Wednesday, May 29, 2013

Did the NT Authors Interpret the OT Right, and Should We Interpret It the Way They Did?

I'm not at all inclined to find a person credible who argues that the answers to those questions are simple. I'm even less inclined to find a person credible who argues that the answers to those questions are unimportant.

Greg Beale's Handbook on the New Testament Use of the Old Testament: Exegesis and Interpretation surely is one of the most helpful books on the subject. It's a survey, so it doesn't address a number of the key issues in great detail, but it does offer a robust bibliography.

Justin Taylor posted a helpful overview of the book with links to related lectures and interviews. But Beale makes a crucial point that Taylor's overview doesn't deal with explicitly: The NT authors appear to have modeled their hermeneutical approach to the OT on the hermeneutical approach later OT authors applied to earlier OT writings. In other words, Beale argues that a careful analysis of how, say, the prophets quote the Pentateuch would reveal a similar hermeneutic to what the NT authors use when they quote the prophets.

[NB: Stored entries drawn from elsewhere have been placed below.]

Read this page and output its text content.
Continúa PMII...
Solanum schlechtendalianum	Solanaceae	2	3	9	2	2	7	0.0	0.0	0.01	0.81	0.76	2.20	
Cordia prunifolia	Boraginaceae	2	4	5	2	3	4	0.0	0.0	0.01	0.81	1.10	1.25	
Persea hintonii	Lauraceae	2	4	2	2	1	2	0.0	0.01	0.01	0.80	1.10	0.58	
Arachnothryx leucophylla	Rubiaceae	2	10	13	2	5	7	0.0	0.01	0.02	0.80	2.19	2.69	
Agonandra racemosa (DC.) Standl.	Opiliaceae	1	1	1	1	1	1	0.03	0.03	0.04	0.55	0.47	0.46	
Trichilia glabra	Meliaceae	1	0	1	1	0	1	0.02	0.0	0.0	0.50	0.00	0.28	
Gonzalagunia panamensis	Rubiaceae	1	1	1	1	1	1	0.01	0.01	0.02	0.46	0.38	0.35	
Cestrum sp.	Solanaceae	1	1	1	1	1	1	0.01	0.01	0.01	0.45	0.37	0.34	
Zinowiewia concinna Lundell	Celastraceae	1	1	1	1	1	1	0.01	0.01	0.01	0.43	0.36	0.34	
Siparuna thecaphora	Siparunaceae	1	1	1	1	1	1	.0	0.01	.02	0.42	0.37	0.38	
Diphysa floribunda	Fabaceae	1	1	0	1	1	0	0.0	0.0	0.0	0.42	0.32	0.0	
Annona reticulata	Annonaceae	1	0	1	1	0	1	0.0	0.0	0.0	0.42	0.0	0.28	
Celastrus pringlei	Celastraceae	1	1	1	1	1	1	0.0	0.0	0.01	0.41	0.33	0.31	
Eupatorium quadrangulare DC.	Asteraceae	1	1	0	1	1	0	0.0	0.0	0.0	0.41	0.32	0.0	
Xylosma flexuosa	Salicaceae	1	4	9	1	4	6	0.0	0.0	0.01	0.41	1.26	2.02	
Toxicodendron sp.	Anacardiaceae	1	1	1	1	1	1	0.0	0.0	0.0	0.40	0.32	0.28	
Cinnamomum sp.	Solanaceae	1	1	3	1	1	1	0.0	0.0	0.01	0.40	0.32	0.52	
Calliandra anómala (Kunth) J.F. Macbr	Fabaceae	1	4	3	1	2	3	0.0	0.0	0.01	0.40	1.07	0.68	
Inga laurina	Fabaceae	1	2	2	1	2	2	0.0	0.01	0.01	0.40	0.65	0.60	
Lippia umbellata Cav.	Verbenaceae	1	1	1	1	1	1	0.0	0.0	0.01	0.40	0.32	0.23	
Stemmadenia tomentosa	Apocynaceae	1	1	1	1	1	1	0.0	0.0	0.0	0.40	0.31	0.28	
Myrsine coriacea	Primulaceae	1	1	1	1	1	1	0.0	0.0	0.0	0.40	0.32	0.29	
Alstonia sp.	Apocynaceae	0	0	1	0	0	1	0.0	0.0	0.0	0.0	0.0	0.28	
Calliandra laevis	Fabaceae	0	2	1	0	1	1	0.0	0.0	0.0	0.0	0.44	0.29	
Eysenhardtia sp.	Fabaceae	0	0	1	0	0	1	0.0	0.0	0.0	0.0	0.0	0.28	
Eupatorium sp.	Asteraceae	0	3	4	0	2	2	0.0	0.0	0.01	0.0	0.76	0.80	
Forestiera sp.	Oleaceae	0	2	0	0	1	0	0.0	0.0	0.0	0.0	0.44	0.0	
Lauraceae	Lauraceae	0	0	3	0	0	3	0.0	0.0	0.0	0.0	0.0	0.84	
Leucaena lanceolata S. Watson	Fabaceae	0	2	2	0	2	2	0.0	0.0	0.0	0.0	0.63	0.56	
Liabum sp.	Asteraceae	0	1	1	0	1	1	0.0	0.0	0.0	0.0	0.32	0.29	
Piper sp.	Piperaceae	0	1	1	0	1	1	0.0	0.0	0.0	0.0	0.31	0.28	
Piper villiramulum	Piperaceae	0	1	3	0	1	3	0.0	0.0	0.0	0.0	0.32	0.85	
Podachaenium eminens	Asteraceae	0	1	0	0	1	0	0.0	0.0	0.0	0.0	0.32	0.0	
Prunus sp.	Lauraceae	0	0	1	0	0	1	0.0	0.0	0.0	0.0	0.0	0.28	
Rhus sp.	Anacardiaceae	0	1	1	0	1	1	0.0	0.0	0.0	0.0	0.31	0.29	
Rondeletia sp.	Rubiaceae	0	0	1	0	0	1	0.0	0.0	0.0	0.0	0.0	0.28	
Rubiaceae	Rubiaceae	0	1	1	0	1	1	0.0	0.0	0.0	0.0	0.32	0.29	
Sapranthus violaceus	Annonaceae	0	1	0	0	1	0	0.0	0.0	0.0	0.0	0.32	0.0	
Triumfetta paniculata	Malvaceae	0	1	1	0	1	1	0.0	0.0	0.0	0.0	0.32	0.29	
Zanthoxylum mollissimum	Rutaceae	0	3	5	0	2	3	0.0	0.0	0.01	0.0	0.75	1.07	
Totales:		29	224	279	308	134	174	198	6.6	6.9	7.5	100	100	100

If that proposition is true, then it would have profound implications for all sorts of contemporary debates, not the least of which is the tension among Covenant Theology, Dispensationalism, and their alternatives. And I suspect what might prove helpful is a partner volume to Carson & Beale's Commentary on the NT Use of the OT—a Commentary on the OLD TESTAMENT Use of the OLD TESTAMENT.

3 comments:

Watchman said...

Perhaps I'm not understanding the context of the question, but what orthodox view of inspiration allows for the possiblity that NT authors erred in interpreting the OT?

d4v34x said...

Another related question would be if whether all the NT uses of the OT are strictly interpertive.

Ben said...

Watchman,

Many Dispensationalists think NT authors quote the OT out of context, but the inspiration of the Holy Spirit validates their usage. They'd also argue that we shouldn't apply the same hermeneutic. Given the fact that we're not inspired, it's a reasonable conclusion. The question is whether the premise is valid. Beale obviously believes that it's not. I'm unaware of a Dispensationalist response to Beale's understanding of the OT use of the OT. Perhaps someone else is.

d4, I'm not exactly sure what you're referring to. One of Beale's arguments is that the NT uses the OT lots of different ways. Obviously, texts that describe fulfillment have to contain some real correspondence, if that's what you mean by "interpretive."